Il sindaco De Toni torna nell’orfanotrofio dove adottò i figli: un viaggio emozionante per i politici friulani

I politici friulani si godono le ferie: il sindaco De Toni torna nell’orfanotrofio dove adottò i figli.

Il sindaco De Toni visita l’orfanotrofio in cui ha adottato i figli durante le ferie estive
Il sindaco De Toni visita l’orfanotrofio in cui ha adottato i figli durante le ferie estive

Le ferie dei big della regione: un’estate in movimento

L’estate 2026 ha visto i politici e i leader regionali del Friuli Venezia Giulia prendersi una pausa dal lavoro, godendosi le ferie con la famiglia e i propri cari. Tra bilanci e provvedimenti, i grandi nomi della politica hanno scelto destinazioni diverse, ma tutti con un filo comune: il desiderio di rilassarsi e riconnettersi con le persone che contano. Il sindaco di Udine Felice De Toni, ad esempio, ha scelto un viaggio che lo porterà a Danzica in Polonia, sul Mar Baltico, per rivisitare l’orfanotrofio in cui ha adottato i suoi figli, due fratellini oggi trentenni. Un viaggio che non è solo un’escursione, ma un momento di riflessione e connessione con il passato.

Nonostante l’agenda fitta, il ministro per i Rapporti con il Parlamento, Luca Ciriani, ha deciso di trascorrere alcuni giorni a Lignano con la famiglia.

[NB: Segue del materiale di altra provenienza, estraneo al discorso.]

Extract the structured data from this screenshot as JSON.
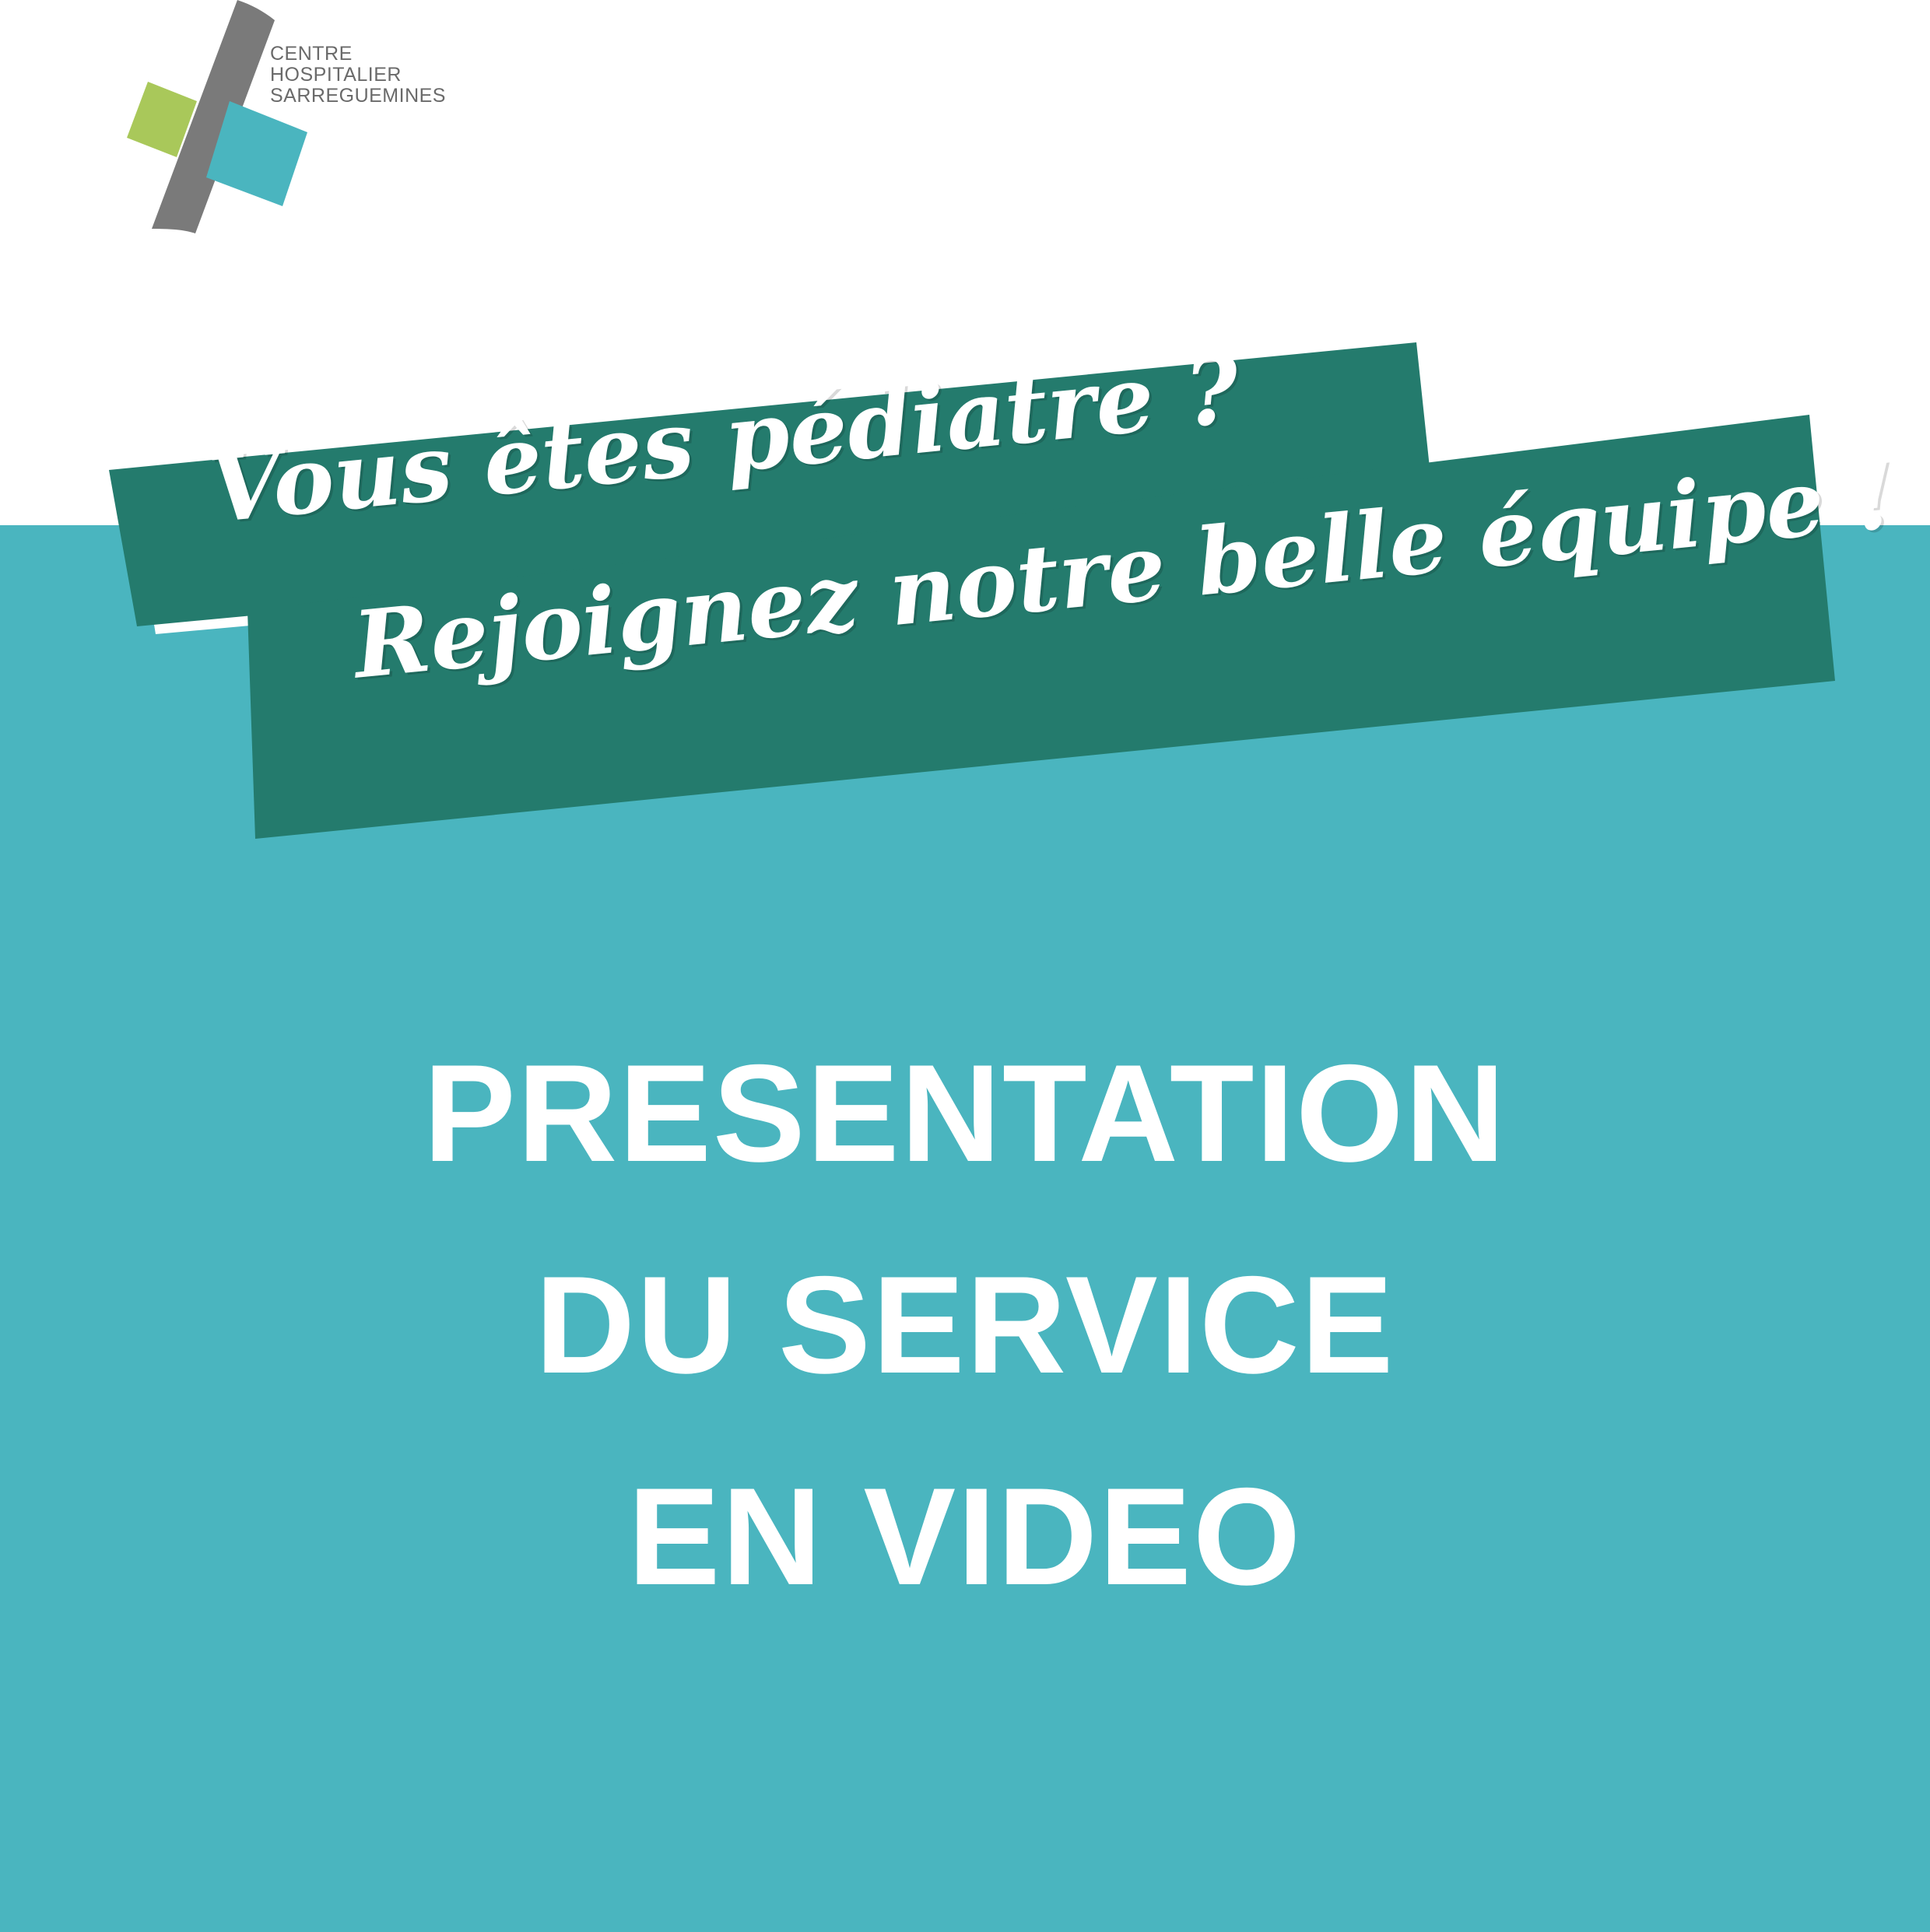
{
  "logo": {
    "lines": [
      "CENTRE",
      "HOSPITALIER",
      "SARREGUEMINES"
    ],
    "colors": {
      "gray": "#7a7a7a",
      "green": "#a9c85a",
      "teal": "#4ab5bf"
    }
  },
  "banner": {
    "line1": "Vous êtes pédiatre ?",
    "line2": "Rejoignez notre belle équipe !",
    "color": "#247b6d"
  },
  "title": {
    "line1": "PRESENTATION",
    "line2": "DU SERVICE",
    "line3": "EN VIDEO"
  },
  "colors": {
    "background": "#ffffff",
    "panel": "#4ab5bf",
    "text": "#ffffff"
  }
}
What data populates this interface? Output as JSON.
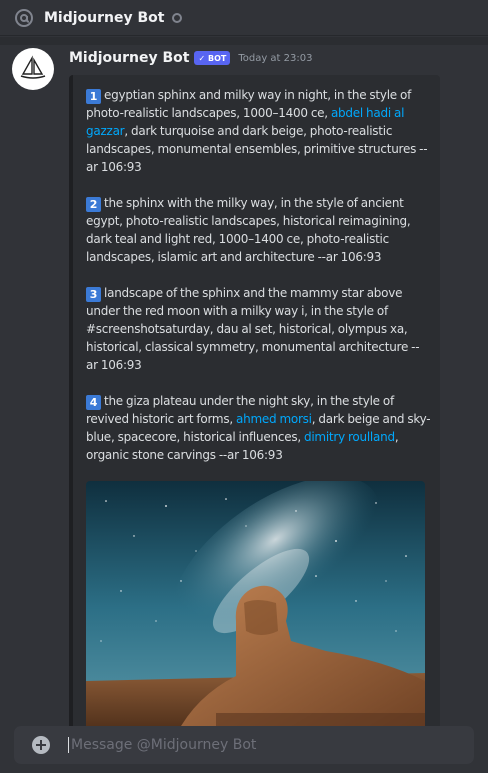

La cucina super accessoriata del testimone di nozze e amico del cuore, Ernesto Tubaro, ha dato vita a un’esperienza culinaria unica, con l’esperto gourmet pordenonese che ha lasciato carta bianca per l’allestimento. L’evento si svolgerà in un ambiente che unisce gusto e tradizione, con un’attenzione particolare ai dettagli.

La scelta di De Toni non è casuale: il viaggio è un modo per riconnettersi con la sua storia personale e con i figli.

Un mix di relax e lavoro

Mentre alcuni politici si godono le ferie in modo completo, altri mantengono un leggero impegno. Il sindaco di Pordenone Alessandro Basso, ad esempio, si promette di lavorare il meno possibile, anche se sappiamo che sarà un’utopia. L’evento del martedì italiano al “Charlie” a Lignano sarà un momento di divertimento e socializzazione, con la tavola da mille e una notte, grazie alla passione culinaria del sindaco. La cucina di Basso è un’altra prova del suo impegno non solo in politica, ma anche nella vita privata.

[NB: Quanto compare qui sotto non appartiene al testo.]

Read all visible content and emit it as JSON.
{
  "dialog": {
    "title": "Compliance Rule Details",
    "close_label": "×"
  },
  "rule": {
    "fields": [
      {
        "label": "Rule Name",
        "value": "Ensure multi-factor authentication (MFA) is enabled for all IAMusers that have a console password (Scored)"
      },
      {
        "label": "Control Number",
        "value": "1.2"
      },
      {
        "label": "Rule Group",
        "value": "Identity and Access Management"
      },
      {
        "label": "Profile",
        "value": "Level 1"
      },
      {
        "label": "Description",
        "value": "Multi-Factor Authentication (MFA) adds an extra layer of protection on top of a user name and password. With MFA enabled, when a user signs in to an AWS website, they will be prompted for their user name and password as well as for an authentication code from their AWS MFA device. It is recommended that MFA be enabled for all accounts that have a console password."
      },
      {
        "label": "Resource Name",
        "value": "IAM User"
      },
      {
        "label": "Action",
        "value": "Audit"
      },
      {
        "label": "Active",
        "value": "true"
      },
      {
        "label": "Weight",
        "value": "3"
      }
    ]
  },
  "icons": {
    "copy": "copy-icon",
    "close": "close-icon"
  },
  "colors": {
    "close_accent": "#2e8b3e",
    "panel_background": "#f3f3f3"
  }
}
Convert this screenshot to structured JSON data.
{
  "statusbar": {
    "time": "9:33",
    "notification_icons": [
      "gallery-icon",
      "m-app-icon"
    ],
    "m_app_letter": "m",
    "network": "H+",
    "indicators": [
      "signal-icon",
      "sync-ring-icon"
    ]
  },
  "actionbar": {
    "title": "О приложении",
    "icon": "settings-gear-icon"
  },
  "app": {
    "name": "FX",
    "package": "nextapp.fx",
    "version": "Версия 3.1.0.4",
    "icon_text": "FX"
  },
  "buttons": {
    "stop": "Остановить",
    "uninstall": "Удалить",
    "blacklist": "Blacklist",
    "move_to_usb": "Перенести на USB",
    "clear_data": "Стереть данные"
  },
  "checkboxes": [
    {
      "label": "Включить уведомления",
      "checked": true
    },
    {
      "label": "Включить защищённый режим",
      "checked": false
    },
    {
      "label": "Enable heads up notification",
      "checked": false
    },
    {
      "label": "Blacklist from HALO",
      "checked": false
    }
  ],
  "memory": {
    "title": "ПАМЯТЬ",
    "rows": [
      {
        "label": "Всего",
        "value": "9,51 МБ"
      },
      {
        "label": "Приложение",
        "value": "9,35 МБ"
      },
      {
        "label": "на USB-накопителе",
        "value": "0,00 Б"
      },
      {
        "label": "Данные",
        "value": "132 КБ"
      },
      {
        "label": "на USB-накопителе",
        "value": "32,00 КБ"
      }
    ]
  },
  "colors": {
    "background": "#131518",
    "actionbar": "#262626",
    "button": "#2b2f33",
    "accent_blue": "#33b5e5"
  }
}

Renato Pujatti, presidente della Fiera di Pordenone, si dedica alla preparazione degli eventi settembrini, ma non mancherà una breve pausa a Ferragosto o a Lignano. La sua azienda, Creazioni Mirella srl, ha una storia lunga più di sessanta anni, e il presidente si dedica con passione alla produzione di zaini, borse da viaggio e buffetteria per l’esercito.

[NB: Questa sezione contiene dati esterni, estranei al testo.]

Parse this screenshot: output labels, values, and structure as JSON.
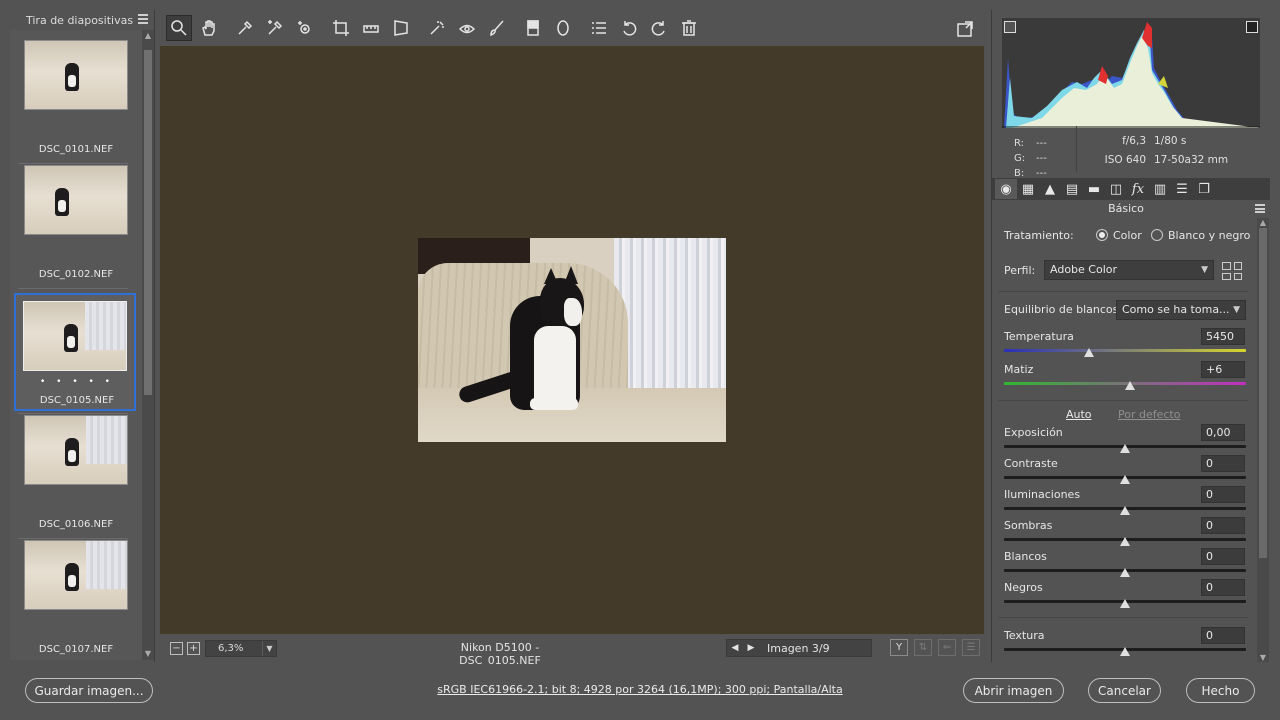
{
  "filmstrip": {
    "title": "Tira de diapositivas",
    "items": [
      {
        "name": "DSC_0101.NEF"
      },
      {
        "name": "DSC_0102.NEF"
      },
      {
        "name": "DSC_0105.NEF",
        "selected": true,
        "rating_dots": "• • • • •"
      },
      {
        "name": "DSC_0106.NEF"
      },
      {
        "name": "DSC_0107.NEF"
      }
    ]
  },
  "toolbar": {
    "tools": [
      "zoom-icon",
      "hand-icon",
      "white-balance-icon",
      "color-sampler-icon",
      "target-adjust-icon",
      "crop-icon",
      "straighten-icon",
      "transform-icon",
      "spot-removal-icon",
      "red-eye-icon",
      "adjustment-brush-icon",
      "graduated-filter-icon",
      "radial-filter-icon",
      "presets-list-icon",
      "rotate-left-icon",
      "rotate-right-icon",
      "delete-icon"
    ],
    "fullscreen_icon": "fullscreen-icon"
  },
  "status": {
    "zoom": "6,3%",
    "camera": "Nikon D5100 -  DSC_0105.NEF",
    "image_counter": "Imagen 3/9"
  },
  "histogram": {
    "rgb": {
      "r": "---",
      "g": "---",
      "b": "---"
    },
    "labels": {
      "r": "R:",
      "g": "G:",
      "b": "B:"
    },
    "aperture": "f/6,3",
    "shutter": "1/80 s",
    "iso": "ISO 640",
    "lens": "17-50a32 mm"
  },
  "panel": {
    "section_title": "Básico",
    "treatment_label": "Tratamiento:",
    "treatment_color": "Color",
    "treatment_bw": "Blanco y negro",
    "profile_label": "Perfil:",
    "profile_value": "Adobe Color",
    "wb_label": "Equilibrio de blancos:",
    "wb_value": "Como se ha toma...",
    "auto": "Auto",
    "default": "Por defecto",
    "sliders": {
      "temperature": {
        "label": "Temperatura",
        "value": "5450",
        "position": 0.35
      },
      "tint": {
        "label": "Matiz",
        "value": "+6",
        "position": 0.52
      },
      "exposure": {
        "label": "Exposición",
        "value": "0,00",
        "position": 0.5
      },
      "contrast": {
        "label": "Contraste",
        "value": "0",
        "position": 0.5
      },
      "highlights": {
        "label": "Iluminaciones",
        "value": "0",
        "position": 0.5
      },
      "shadows": {
        "label": "Sombras",
        "value": "0",
        "position": 0.5
      },
      "whites": {
        "label": "Blancos",
        "value": "0",
        "position": 0.5
      },
      "blacks": {
        "label": "Negros",
        "value": "0",
        "position": 0.5
      },
      "texture": {
        "label": "Textura",
        "value": "0",
        "position": 0.5
      }
    }
  },
  "bottom": {
    "save": "Guardar imagen...",
    "info_link": "sRGB IEC61966-2.1; bit 8; 4928 por 3264 (16,1MP); 300 ppi; Pantalla/Alta",
    "open": "Abrir imagen",
    "cancel": "Cancelar",
    "done": "Hecho"
  }
}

La vita dei politici non si ferma mai, anche durante le ferie: lavoro e relax si alternano in modo equilibrato.

Il collega di Trieste Roberto Dipiazza punta dritto sul blu del mare della Sardegna, mentre il presidente dell’Autorità di Sistema Portuale del Mare Adriatico Orientale, Marco Consalvo, si immergerà nei sapori della Sicilia. La rettrice dell’Università di Trieste, Donata Vianelli, volerà ad Alicante con la sua tribù di famiglia e amici proprio nella settimana dell’eclissi totale. Il vescovo Giuseppe Pellegrini, invece, ha scelto un viaggio spirituale a Lourdes, per accompagnare i malati e pregare per i pordenonesi.

Il consigliere d’opposizione Nicola Conficoni, noto viaggiatore seriale, prenderà il treno Pordenone-Milano per poi volare in Sudafrica con un gruppo di Avventura nel Mondo, pronto a vivere il safari al Kruger, la Garden Route e Città del Capo. «Di sicuro andrò a vedere la prigione di Mandela», ha ricordato Conficoni, che nel suo curriculum vanta viaggi in Cina, Vietnam, Laos, Cambogia, Birmania, Uzbekistan, Iran, Istanbul, Marocco, Messico, Brasile, Perù, Bolivia, Patagonia, isole Lofoten e Norvegia. Il sindaco De Toni, con il suo viaggio a Danzica, ha scelto un momento di connessione con il passato, un gesto che sottolinea l’importanza delle relazioni umane e della responsabilità verso chi si è scelto di aiutare. L’estate 2026 è quindi un periodo in cui i grandi nomi della politica si godono le ferie, ma non si allontanano mai dal loro impegno e dalle loro responsabilità.